Which means a plan that already recognizes the need for building retrofits and upgrades should also look at where they’re located. And “reallocating what we spend on building new roads to paying for public transit instead would go a long way toward limiting sprawl.”
While that discussion unfolds, Roberts points to the distinct possibility that the Green New Deal will become a process of dreaming big and negotiating down.

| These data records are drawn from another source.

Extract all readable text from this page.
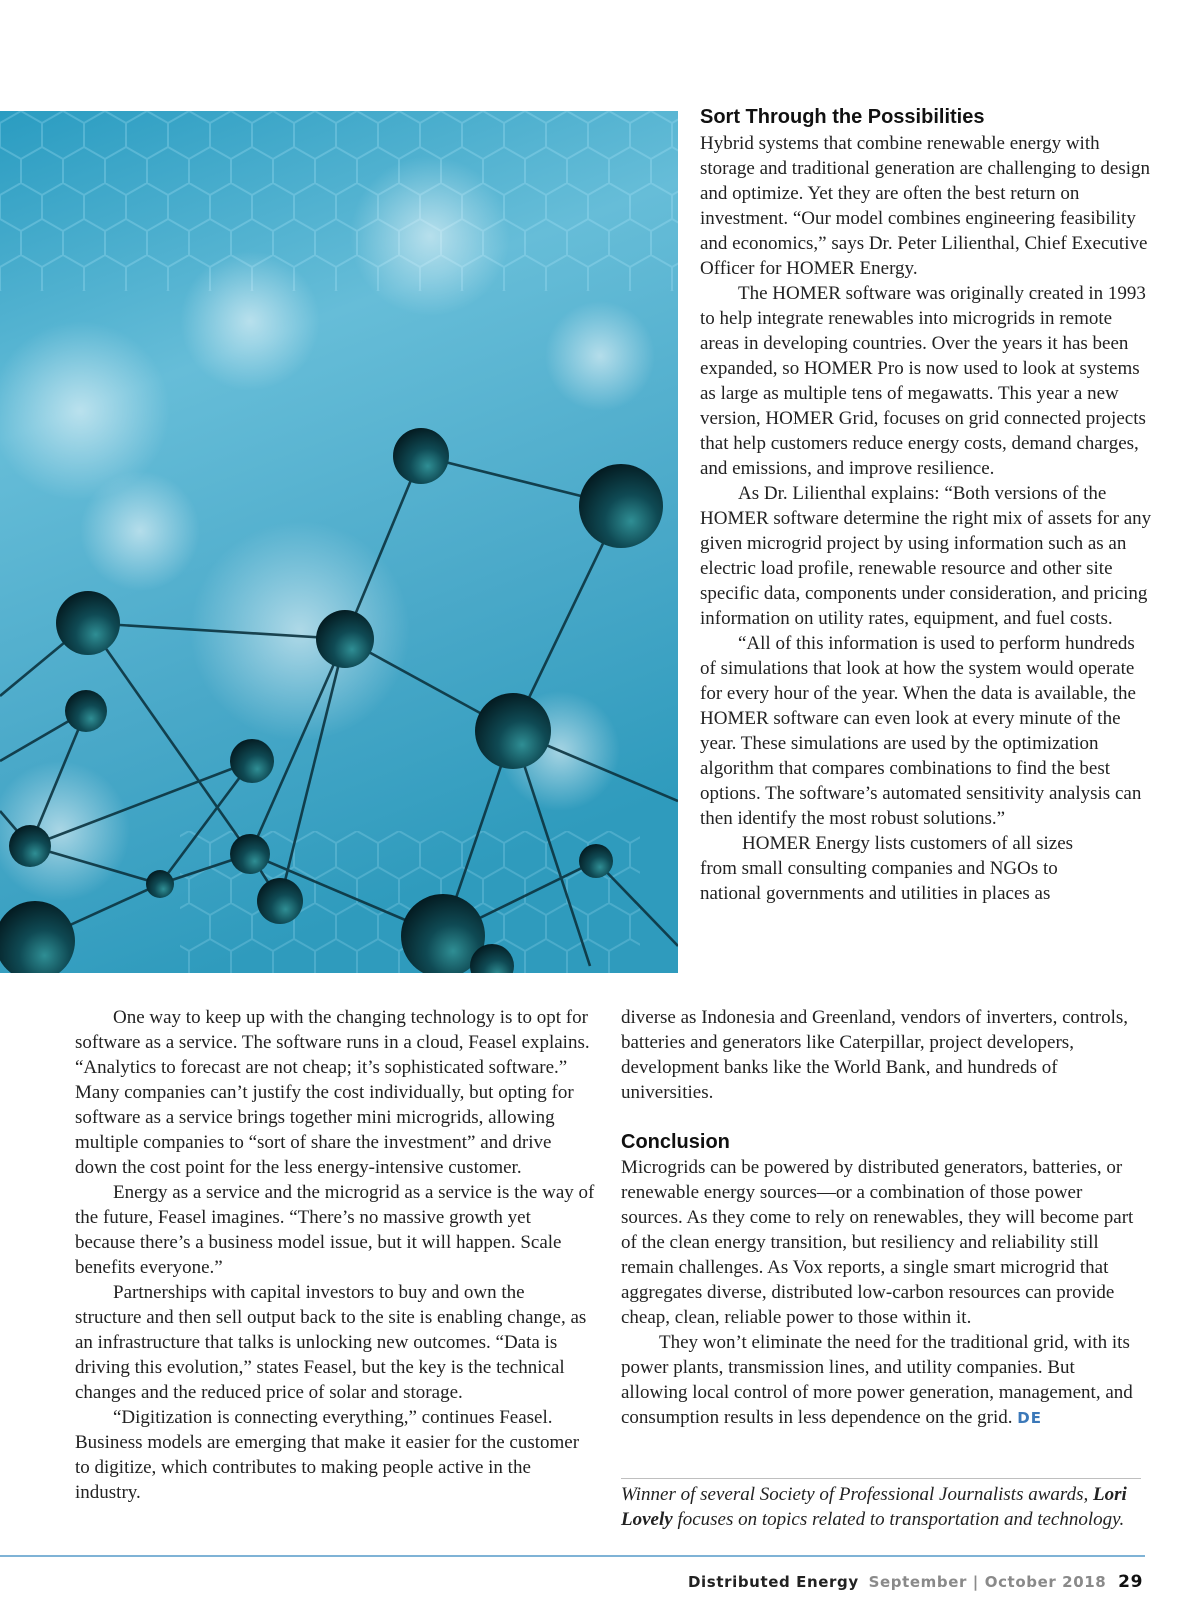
Sort Through the Possibilities

Hybrid systems that combine renewable energy with storage and traditional generation are challenging to design and optimize. Yet they are often the best return on investment. “Our model combines engineering feasibility and economics,” says Dr. Peter Lilienthal, Chief Executive Officer for HOMER Energy.

The HOMER software was originally created in 1993 to help integrate renewables into microgrids in remote areas in developing countries. Over the years it has been expanded, so HOMER Pro is now used to look at systems as large as multiple tens of megawatts. This year a new version, HOMER Grid, focuses on grid connected projects that help customers reduce energy costs, demand charges, and emissions, and improve resilience.

As Dr. Lilienthal explains: “Both versions of the HOMER software determine the right mix of assets for any given microgrid project by using information such as an electric load profile, renewable resource and other site specific data, components under consideration, and pricing information on utility rates, equipment, and fuel costs.

“All of this information is used to perform hundreds of simulations that look at how the system would operate for every hour of the year. When the data is available, the HOMER software can even look at every minute of the year. These simulations are used by the optimization algorithm that compares combinations to find the best options. The software’s automated sensitivity analysis can then identify the most robust solutions.”

HOMER Energy lists customers of all sizes

from small consulting companies and NGOs to

national governments and utilities in places as

diverse as Indonesia and Greenland, vendors of inverters, controls, batteries and generators like Caterpillar, project developers, development banks like the World Bank, and hundreds of universities.

Conclusion

Microgrids can be powered by distributed generators, batteries, or renewable energy sources—or a combination of those power sources. As they come to rely on renewables, they will become part of the clean energy transition, but resiliency and reliability still remain challenges. As Vox reports, a single smart microgrid that aggregates diverse, distributed low-carbon resources can provide cheap, clean, reliable power to those within it.

They won’t eliminate the need for the traditional grid, with its power plants, transmission lines, and utility companies. But allowing local control of more power generation, management, and consumption results in less dependence on the grid. DE

One way to keep up with the changing technology is to opt for software as a service. The software runs in a cloud, Feasel explains. “Analytics to forecast are not cheap; it’s sophisticated software.” Many companies can’t justify the cost individually, but opting for software as a service brings together mini microgrids, allowing multiple companies to “sort of share the investment” and drive down the cost point for the less energy-intensive customer.

Energy as a service and the microgrid as a service is the way of the future, Feasel imagines. “There’s no massive growth yet because there’s a business model issue, but it will happen. Scale benefits everyone.”

Partnerships with capital investors to buy and own the structure and then sell output back to the site is enabling change, as an infrastructure that talks is unlocking new outcomes. “Data is driving this evolution,” states Feasel, but the key is the technical changes and the reduced price of solar and storage.

“Digitization is connecting everything,” continues Feasel. Business models are emerging that make it easier for the customer to digitize, which contributes to making people active in the industry.	Winner of several Society of Professional Journalists awards, Lori Lovely focuses on topics related to transportation and technology.
Distributed Energy September | October 2018 29
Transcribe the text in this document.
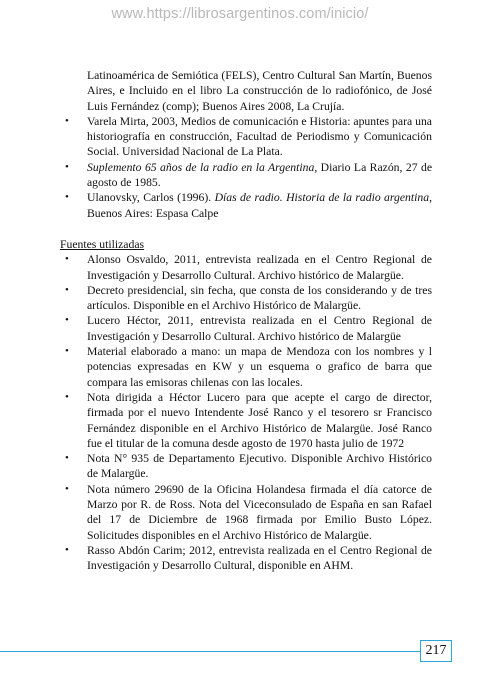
www.https://librosargentinos.com/inicio/

Latinoamérica de Semiótica (FELS), Centro Cultural San Martín, Buenos Aires, e Incluido en el libro La construcción de lo radiofónico, de José Luis Fernández (comp); Buenos Aires 2008, La Crujía.

• Varela Mirta, 2003, Medios de comunicación e Historia: apuntes para una historiografía en construcción, Facultad de Periodismo y Comunicación Social. Universidad Nacional de La Plata.
• Suplemento 65 años de la radio en la Argentina, Diario La Razón, 27 de agosto de 1985.
• Ulanovsky, Carlos (1996). Días de radio. Historia de la radio argentina, Buenos Aires: Espasa Calpe

Fuentes utilizadas

• Alonso Osvaldo, 2011, entrevista realizada en el Centro Regional de Investigación y Desarrollo Cultural. Archivo histórico de Malargüe.
• Decreto presidencial, sin fecha, que consta de los considerando y de tres artículos. Disponible en el Archivo Histórico de Malargüe.
• Lucero Héctor, 2011, entrevista realizada en el Centro Regional de Investigación y Desarrollo Cultural. Archivo histórico de Malargüe
• Material elaborado a mano: un mapa de Mendoza con los nombres y l potencias expresadas en KW y un esquema o grafico de barra que compara las emisoras chilenas con las locales.
• Nota dirigida a Héctor Lucero para que acepte el cargo de director, firmada por el nuevo Intendente José Ranco y el tesorero sr Francisco Fernández disponible en el Archivo Histórico de Malargüe. José Ranco fue el titular de la comuna desde agosto de 1970 hasta julio de 1972
• Nota N° 935 de Departamento Ejecutivo. Disponible Archivo Histórico de Malargüe.
• Nota número 29690 de la Oficina Holandesa firmada el día catorce de Marzo por R. de Ross. Nota del Viceconsulado de España en san Rafael del 17 de Diciembre de 1968 firmada por Emilio Busto López. Solicitudes disponibles en el Archivo Histórico de Malargüe.
• Rasso Abdón Carim; 2012, entrevista realizada en el Centro Regional de Investigación y Desarrollo Cultural, disponible en AHM.
217
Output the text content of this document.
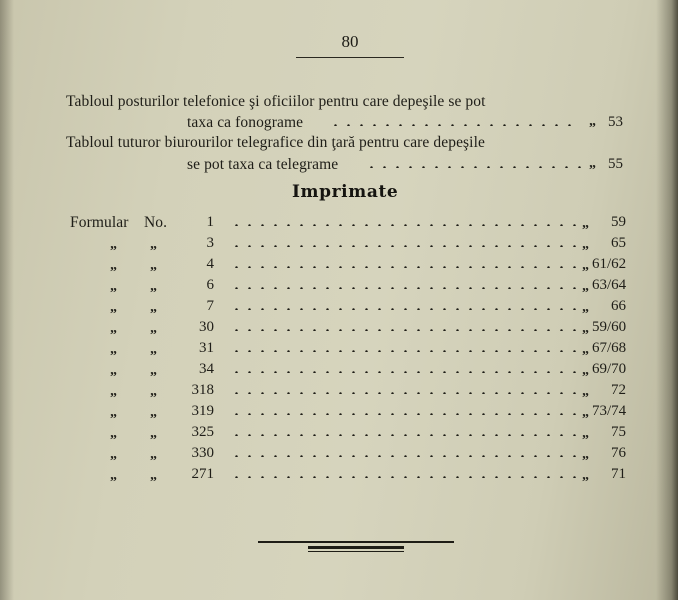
80
Tabloul posturilor telefonice şi oficiilor pentru care depeşile se pot
taxa ca fonograme	„ 53
Tabloul tuturor biurourilor telegrafice din ţară pentru care depeşile
se pot taxa ca telegrame	„ 55
Imprimate
Formular No.	1	„ 59
„ „	3	„ 65
„ „	4	„ 61/62
„ „	6	„ 63/64
„ „	7	„ 66
„ „	30	„ 59/60
„ „	31	„ 67/68
„ „	34	„ 69/70
„ „	318	„ 72
„ „	319	„ 73/74
„ „	325	„ 75
„ „	330	„ 76
„ „	271	„ 71
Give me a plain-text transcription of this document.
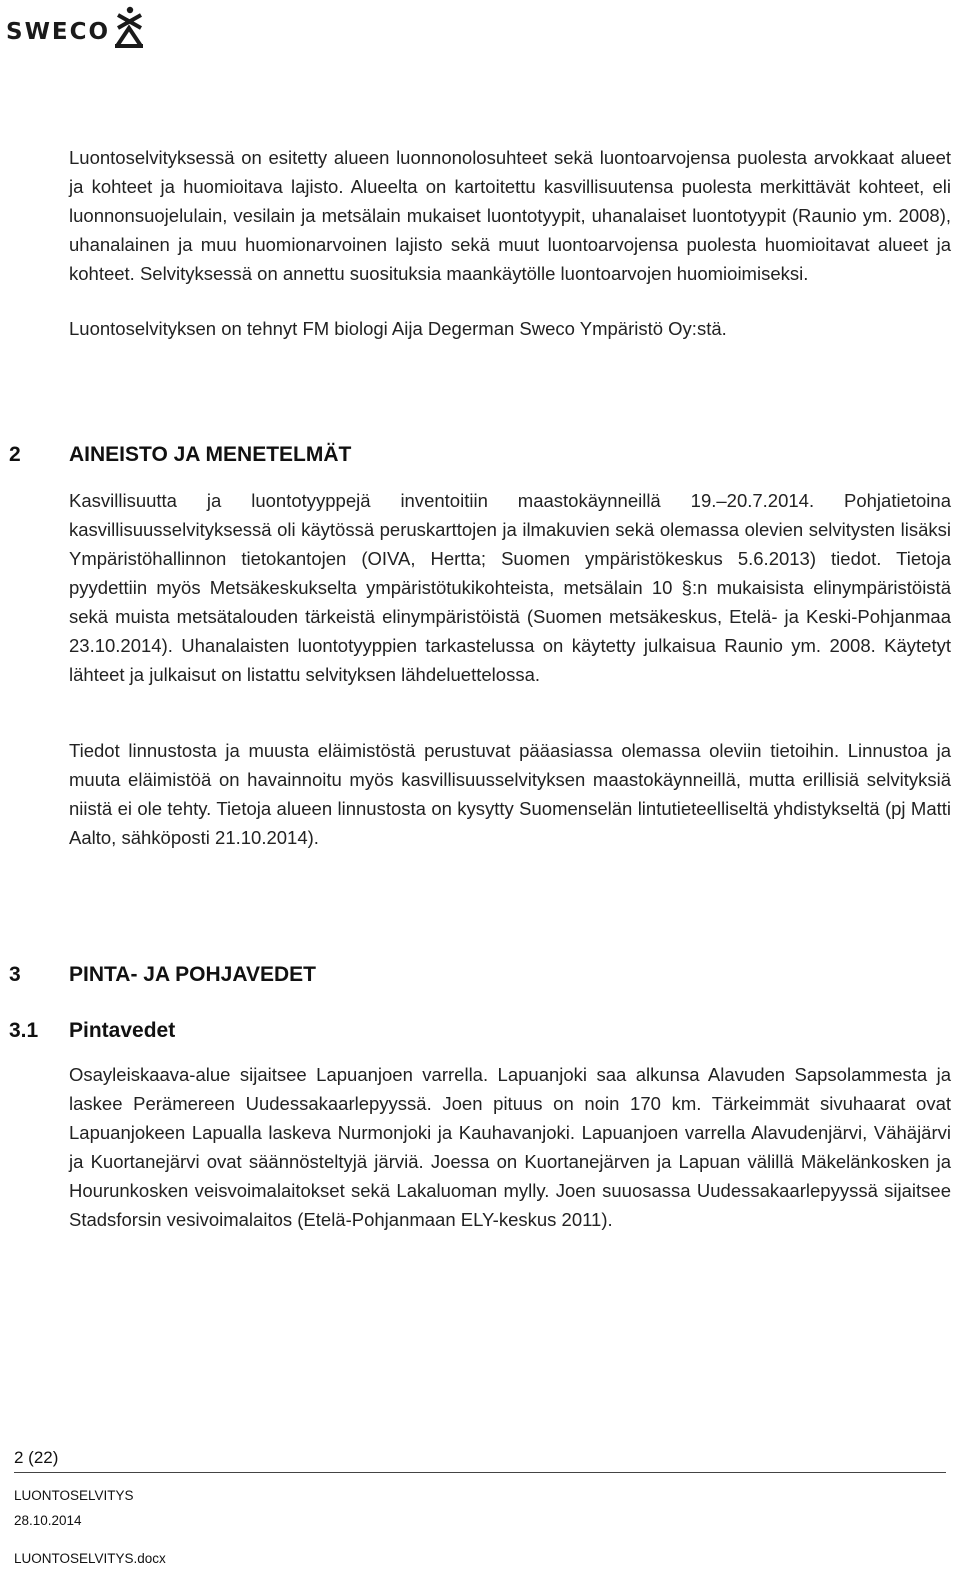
SWECO

Luontoselvityksessä on esitetty alueen luonnonolosuhteet sekä luontoarvojensa puolesta arvokkaat alueet ja kohteet ja huomioitava lajisto. Alueelta on kartoitettu kasvillisuutensa puolesta merkittävät kohteet, eli luonnonsuojelulain, vesilain ja metsälain mukaiset luontotyypit, uhanalaiset luontotyypit (Raunio ym. 2008), uhanalainen ja muu huomionarvoinen lajisto sekä muut luontoarvojensa puolesta huomioitavat alueet ja kohteet. Selvityksessä on annettu suosituksia maankäytölle luontoarvojen huomioimiseksi.

Luontoselvityksen on tehnyt FM biologi Aija Degerman Sweco Ympäristö Oy:stä.

2 AINEISTO JA MENETELMÄT

Kasvillisuutta ja luontotyyppejä inventoitiin maastokäynneillä 19.–20.7.2014. Pohjatietoina kasvillisuusselvityksessä oli käytössä peruskarttojen ja ilmakuvien sekä olemassa olevien selvitysten lisäksi Ympäristöhallinnon tietokantojen (OIVA, Hertta; Suomen ympäristökeskus 5.6.2013) tiedot. Tietoja pyydettiin myös Metsäkeskukselta ympäristötukikohteista, metsälain 10 §:n mukaisista elinympäristöistä sekä muista metsätalouden tärkeistä elinympäristöistä (Suomen metsäkeskus, Etelä- ja Keski-Pohjanmaa 23.10.2014). Uhanalaisten luontotyyppien tarkastelussa on käytetty julkaisua Raunio ym. 2008. Käytetyt lähteet ja julkaisut on listattu selvityksen lähdeluettelossa.

Tiedot linnustosta ja muusta eläimistöstä perustuvat pääasiassa olemassa oleviin tietoihin. Linnustoa ja muuta eläimistöä on havainnoitu myös kasvillisuusselvityksen maastokäynneillä, mutta erillisiä selvityksiä niistä ei ole tehty. Tietoja alueen linnustosta on kysytty Suomenselän lintutieteelliseltä yhdistykseltä (pj Matti Aalto, sähköposti 21.10.2014).

3 PINTA- JA POHJAVEDET
3.1 Pintavedet

Osayleiskaava-alue sijaitsee Lapuanjoen varrella. Lapuanjoki saa alkunsa Alavuden Sapsolammesta ja laskee Perämereen Uudessakaarlepyyssä. Joen pituus on noin 170 km. Tärkeimmät sivuhaarat ovat Lapuanjokeen Lapualla laskeva Nurmonjoki ja Kauhavanjoki. Lapuanjoen varrella Alavudenjärvi, Vähäjärvi ja Kuortanejärvi ovat säännösteltyjä järviä. Joessa on Kuortanejärven ja Lapuan välillä Mäkelänkosken ja Hourunkosken veisvoimalaitokset sekä Lakaluoman mylly. Joen suuosassa Uudessakaarlepyyssä sijaitsee Stadsforsin vesivoimalaitos (Etelä-Pohjanmaan ELY-keskus 2011).

2 (22)
LUONTOSELVITYS
28.10.2014
LUONTOSELVITYS.docx
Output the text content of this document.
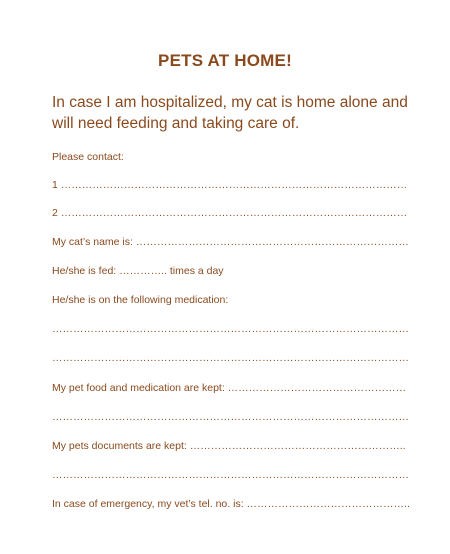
PETS AT HOME!

In case I am hospitalized, my cat is home alone and will need feeding and taking care of.

Please contact:
1 ………………………………………………………………………………………
2 ………………………………………………………………………………………
My cat’s name is: ……………………………………………………………………
He/she is fed: ………….. times a day
He/she is on the following medication:
…………………………………………………………………………………………
…………………………………………………………………………………………
My pet food and medication are kept: ……………………………………………
…………………………………………………………………………………………
My pets documents are kept: ……………………………………………………..
…………………………………………………………………………………………
In case of emergency, my vet’s tel. no. is: ………………………………………..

“It is all to the good that a muscular progressive movement is rallying behind a program shaped by the problem at hand rather than speculation about what is politically possible,” he writes. “It is good to start from a position of strength.” But “given the two-year time window to get legislation ready and the 10-year time window to kick-start multiple decarbonization revolutions, the chances of pulling off a full-scale political revolution beforehand seem remote,” particularly given some of the broader social goals incorporated in the resolution.
“But take a step back and appreciate: The progressive movement has, in rather short order, thrust into mainstream U.S. politics a program to address climate change that is wildly more ambitious than anything the Democratic Party was talking about even two years ago. One hundred percent clean energy, investment in new jobs, and a just transition have gone from activist dreams to the core of the Democratic agenda in the blink of a political eye. There’s a long way to go, but the GND train has come farther, faster than anyone could have predicted.”
Which ultimately means that “the map has been drawn, the path laid out. Now it’s on.”